Are you struggling to get started with goal setting? Do you know you want to improve on an area of your life by setting some goals, but you’re just not sure where to start? This week we look at career.

This blog addresses career questions quite often. But for this article let’s stick to the high-level themes and questions people ask themselves in relation to career and goal-setting.

1. Am I in the right career?
2. Where do I want to be, and how do I progress there? How do I see my career path developing?
3. Do I have the skills and tools to be highly effective at work?
4. How can I get the recognition and reward I deserve?
5. Is it time for a complete career change? What does that look like?

1. Am I in the right career? The most effective way to answer the question of whether you are in the right career or not is to go through a series of self-discovery exercises where you assess your skills and interests and see if your current career is a good match for that, or demands skills and interests you neither have, nor are keen to develop. This takes thought, time and research.

2. Where do I want to be, and how do I progress there? Most people are surprisingly ignorant of the prospects their current career offers them. They are limited to a view within their own company or a limited range of other companies they have sight of. The key thing to remember these days is that with incredibly rare and limited exceptions these days your CAREER is far bigger than any one JOB. (Maybe if your job is “future King of the United Kingdom” that is less true). Otherwise you need to be aware of what the world environment looks in terms of your skills-set, profession, other companies, other countries, other sectors that use the same skills, e.g. public, private and not-for-profit. Most people have more choice and options than they think they do. Open your eyes, ask questions, read, research. Find out about people doing interesting things and ask them how they got there. Model yourself on others.

3. Do I have the skills and tools to be highly effective at work? No matter what level you are at, you can always improve your skills. You can master a field faster than you may think with dedication and application, but maintaining mastery involves constantly learning. The unfortunate truth is that your brain needs to hear messages reinforced over and over to retain them, so for something to really click you need to encounter it over and over in different formats and in different ways. To go through that process you have to expose yourself to those concepts on a repeat basis. Success stories of famous people are often littered with examples of this “Leaders are Readers” is a favourite saying of Richard Branson. Tony Robbins frequently boasts about how he read over 700 books on personal development. Many internet gurus say similar things – their whole sales copy is based on reading X marketing books to get started.

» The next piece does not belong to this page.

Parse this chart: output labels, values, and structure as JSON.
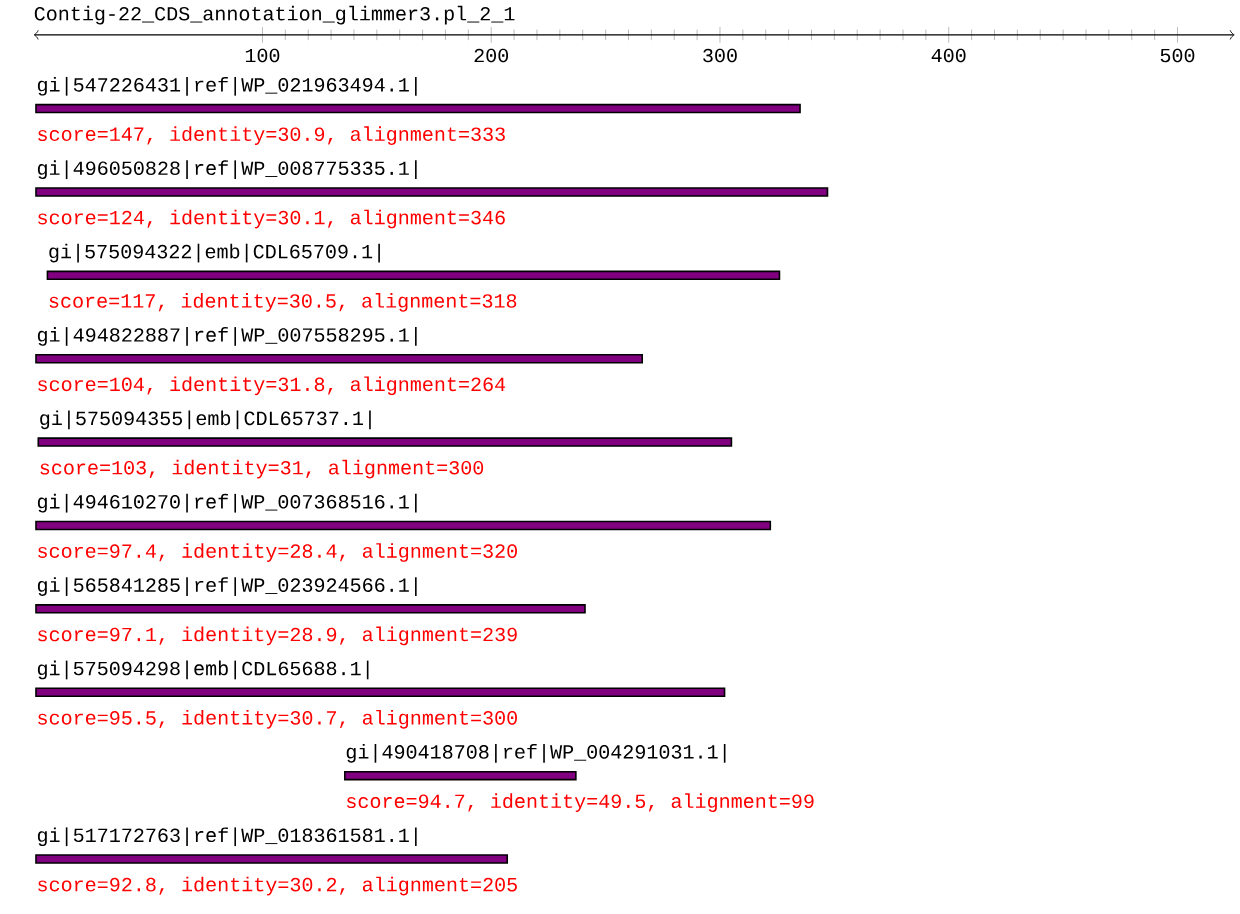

But what they don’t tell you is they keep this up. There was even a book about it – The Zulu Principle” by Jim Later. The gist of this book is you only need to go a little deeper into any subject than average to become a world expert on it. One hour reading a day, a couple of seminars, suddenly you are giving the seminars. Over enough time it is surprisingly easy to become an expert on any subject you choose. You need to make that choice though.

4. How can I get the recognition and reward I deserve? Navigating and negotiating job positions, pay rates, contracts, work opportunities. This is a skill, it can be learned. Do your homework and understand as much about the situation you are going into as you can in advance. Consider the other sides perspective; what do they want? How can you help them achieve it? Then create a win-win proposal and put it well. How to move through these stages is well documented in many books, courses, videos etc. If this is what you want, set your goal, and get help to achieve it.

5. Is it time for a complete career change? What does that look like? Many people fancy a career change. Sometimes this is just to avoid problems in other areas, e.g. a bad working situation that could be fixed by changing jobs. However, sometimes people are in the wrong career, or have achieved everything they really wanted to in one field, and it’s genuinely time for a change. Cool. This is a deeply exciting area to set goals in. Research, research, research. OK, do not get bogged down by paralysis by analysis – try to get to the answers you need quickly. But you do need to go through a process to answer those questions, and – crucially – identify the questions in the first place. Again, many, many people have over the years changed careers successfully, and many of them have either been studied, or told their own stories on it. Find out how they did it. And if you can get any mentoring or help, do.